Pico Iyer is a writer with a worldwide following, who has lived in Japan for the past thirty years. He’s won awards and been hailed as ‘arguably the greatest living travel writer’. He’s noted in particular for his sensitivity in exploring cross-cultural themes and spiritual matters, two examples being Zen and the Dalai Lama. 

Amongst his most recent books is A Beginner’s Guide to Japan, subtitled Observations and Provocations. The subtitle is more of a clue to the contents than the main title, for it’s not really a beginner’s guide so much as a collection of notes and reflections by a seasoned resident. (He lives for much of the year in Nara, and though married to a Japanese he remains on a tourist visa.) 

The book has two pages on Japanese spirituality in a section entitled ‘Between the Torii Gates’ (though Through the Torii Gates would have better captured the sense of Wonderland). Much of what is said supports the notion of animist thinking as fundamental to the Japanese worldview, with observations that ‘People down the road to me pray to trees,’ and that ‘in the Shinto universe every last piece of dust and vegetable is believed to have a spirit.’ 

Spirit in the tree

Just three pages before this, in true syncretic fashion, he observes that ‘A school of local thought holds that “mountains and rivers, grasses and flowers, can all become Buddhas.”‘

The absorption of Shinto values by Zen, explored previously by Green Shinto in a series of postings, is referenced too by Iyer in a couple of passages. ‘”Take care of things,” as the Zen teacher Shunryu Suzuki says, “and things will take care of you.”‘ 

‘When one of his Western students was having trouble cleaning toilets, Suzuki suggested talking to them as if they were friends, telling them how happy she was to get the chance to look after them. It worked.’

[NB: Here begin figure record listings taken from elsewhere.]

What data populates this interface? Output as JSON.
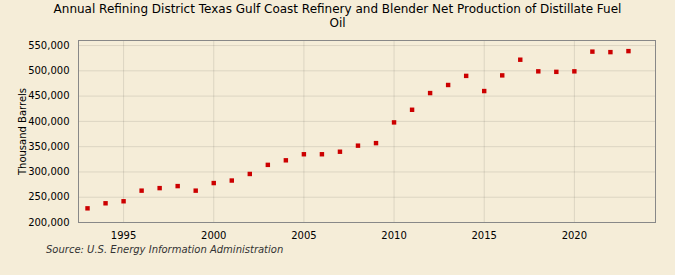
{
  "chart_data": {
    "type": "scatter",
    "title": "Annual Refining District Texas Gulf Coast Refinery and Blender Net Production of Distillate Fuel\nOil",
    "ylabel": "Thousand Barrels",
    "source": "Source: U.S. Energy Information Administration",
    "x": [
      1993,
      1994,
      1995,
      1996,
      1997,
      1998,
      1999,
      2000,
      2001,
      2002,
      2003,
      2004,
      2005,
      2006,
      2007,
      2008,
      2009,
      2010,
      2011,
      2012,
      2013,
      2014,
      2015,
      2016,
      2017,
      2018,
      2019,
      2020,
      2021,
      2022,
      2023
    ],
    "values": [
      228000,
      238000,
      242000,
      263000,
      268000,
      272000,
      263000,
      278000,
      283000,
      296000,
      314000,
      323000,
      335000,
      335000,
      340000,
      352000,
      357000,
      398000,
      423000,
      456000,
      472000,
      490000,
      460000,
      491000,
      522000,
      499000,
      498000,
      499000,
      538000,
      537000,
      539000
    ],
    "color": "#cc0000",
    "marker": "square",
    "xlim": [
      1992.5,
      2024.5
    ],
    "xticks": [
      1995,
      2000,
      2005,
      2010,
      2015,
      2020
    ],
    "ylim": [
      200000,
      560000
    ],
    "yticks": [
      {
        "value": 200000,
        "label": "200,000"
      },
      {
        "value": 250000,
        "label": "250,000"
      },
      {
        "value": 300000,
        "label": "300,000"
      },
      {
        "value": 350000,
        "label": "350,000"
      },
      {
        "value": 400000,
        "label": "400,000"
      },
      {
        "value": 450000,
        "label": "450,000"
      },
      {
        "value": 500000,
        "label": "500,000"
      },
      {
        "value": 550000,
        "label": "550,000"
      }
    ],
    "grid": true
  }
}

In a paragraph that reflects the raison d’etre of Green Shinto, he states that ‘It’s often noted how Japanese Buddhism has influenced the world, everywhere from the Zen reduction of sushi bars to the wabi-sabi aesthetic of white-on-white hotels. But the culture’s most striking cultural export these days is Shinto.’ 

Marie Kondo and the Oscar-winning films of Hayao Miyazaki are cited as examples. ‘Anime is the natural expression of an animist world,’ Iyer claims. This links in with the Japanese love of robots and mascots, contrasted with the tendency to minimise individualism in Japanese art. 

‘When foreigners arrive in Japan, they sometimes remark – as I did, in 1985 – that the people around them look like robots. This may be less because the Japanese are so machinelike and dependable than because inanimate things in Japan possess so much spirit and life.’

Now there’s an observation and a provocation!

Growing up ‘between the torii’

2 Comments

  1. Catriona Kennedy Mundle

    A great review. Must read. xx C

    • John D.

      Thank you, Catriona… It’s a thought-provoking book. As is intended, in fact.